Che una volta si zappava la terra e si faticava di più e c’era la povertà e non era mica tanto bello. Che tenevi il maiale nel sottoscala e te vivevi al primo piano, giusto sopra le mucche e le altre bestie, che erano brave perché ti davano il latte, le uova, ti concimavano i campi e facevano la cacca calda che vaporava tra le assi del soffitto e arrivava anche in cucina a tenerti bel caldo.
Che in quei tempi lì il medico condotto che arrivava a cavallo ad attaccarti le sanguisuga per curarti i mali e il parroco dal breviario sempre in mano erano le più alte cariche culturali che l’umanità tutta avesse mai prodotto.
Dovette passare considerevole tempo perché qualcuno iniziasse dapprima a diplomarsi, altro considerevole tempo perché qualche diplomato evidentemente instancabile e temerario decidesse poi anche di proseguire e di laurearsi in qualsivoglia disciplina.
Vivevano bene gli zappatori; finché vivevano, in qualche modo vivevano anche i maiali e i conigli. Vivevano ancora meglio i diplomati e i geometri, che quasi pareggiavano in blasone il parroco del breviario e il condotto delle sanguisuga. Vivevano meglio, del loro specifico lavoro, e felici si abbandonavano ai piaceri carnali e creavano una lunga stirpe di dentisti, notai, medici legali e illegali, altri geometri, ingegneri e tutto quanto.
Era, quello lì, un mondo ancora privo di bolle. Non c’erano quelle dei detersivi, a bucare i mari, non c’erano quelle degli spray, a bucare i cieli e non c’erano quelle del mondo, a bucare gli uomini.
Più precisamente, tralasciando amabile prosopopea, i decisori avevano poche bolle possibili dove andare a prendere il terreno per soverchiare e tiranneggiare i "decisati" (coloro i quali subiscono i processo della decisione dell’alto). Per esempio, come abbiamo visto, te facevi il seminario e poi eri prete; ti laureavi in medicina e poi facevi il medico; ti diplomavi da geometra e poi facevi i figli. E così via.
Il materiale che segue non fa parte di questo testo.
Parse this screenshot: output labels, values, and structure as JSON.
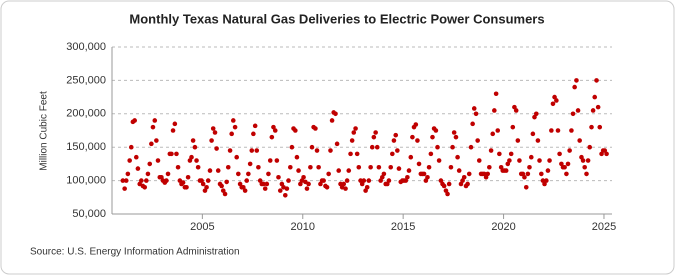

Adesso ti puoi diplomare in quel che vuoi che poi comunque devi laurearti in qualcosa e poi sperare che qualcuno ti dia due euro di mancia. Questa è una bolla. E’ una bolla nel terreno della formazione. Bolla che ovviamente i decisori han deciso fosse opportuna per inventare tutto quell’apparato di formatori, di ex guru, di testimonianze. Per inventare il carrozzone di quella formazione speciale, non ben meglio precisata, che sostituisce tutte quelle cosine pubbliche che appositamente funzionano male perché possa rendersi necessario qualcosa a pagamento che invece ti promette di funzionare.
E te sei lì, col pensiero al maiale e ai conigli e allo zappatore e al medico condotto che ti domandi come mai la totalità degli uomini abbia permesso al mondo, un giorno, di iniziare a fare le bollicine. Perché non è stato tutto tenuto via via sotto controllo?
Adesso la Mariastella, povera stella, può benissimo dire che è tutta colpa di quelli che c’erano prima. E quelli che verranno dopo, guarda un po’ che originalità, diranno che cosa? Che è colpa di quelli che sono venuti prima, che noi non abbiamo mica la bacchetta magica.
E’ tutto un mondo senza bacchette magiche e con tante bolle.

E in mezzo a tutto questo, ve lo giuro, tra le bolle di questo grande groviera, c’è un omino imbacuccato con una borsina col panino che alle 6 del sabato mattina – quando è da un po’ che in Italia al sabato mattina non si lavora – è li che lo vedi pedalare tutto veloce, tra il freddo che pioviggina e le bolle del mondo che sanguinano. Lo vedi pedalare che non c’è un secondo da perdere.
E allora ti dici che forse si possono fare i figli anche se non esistono più i geometri di un tempo e le sanguisuga e i breviari. Allora ti dici che magari puoi avere del coraggio lo stesso e tanta dignità.

E’ a quell’omino lì e a quella pioggerellina sanguinosa che oggi va il mio pensiero.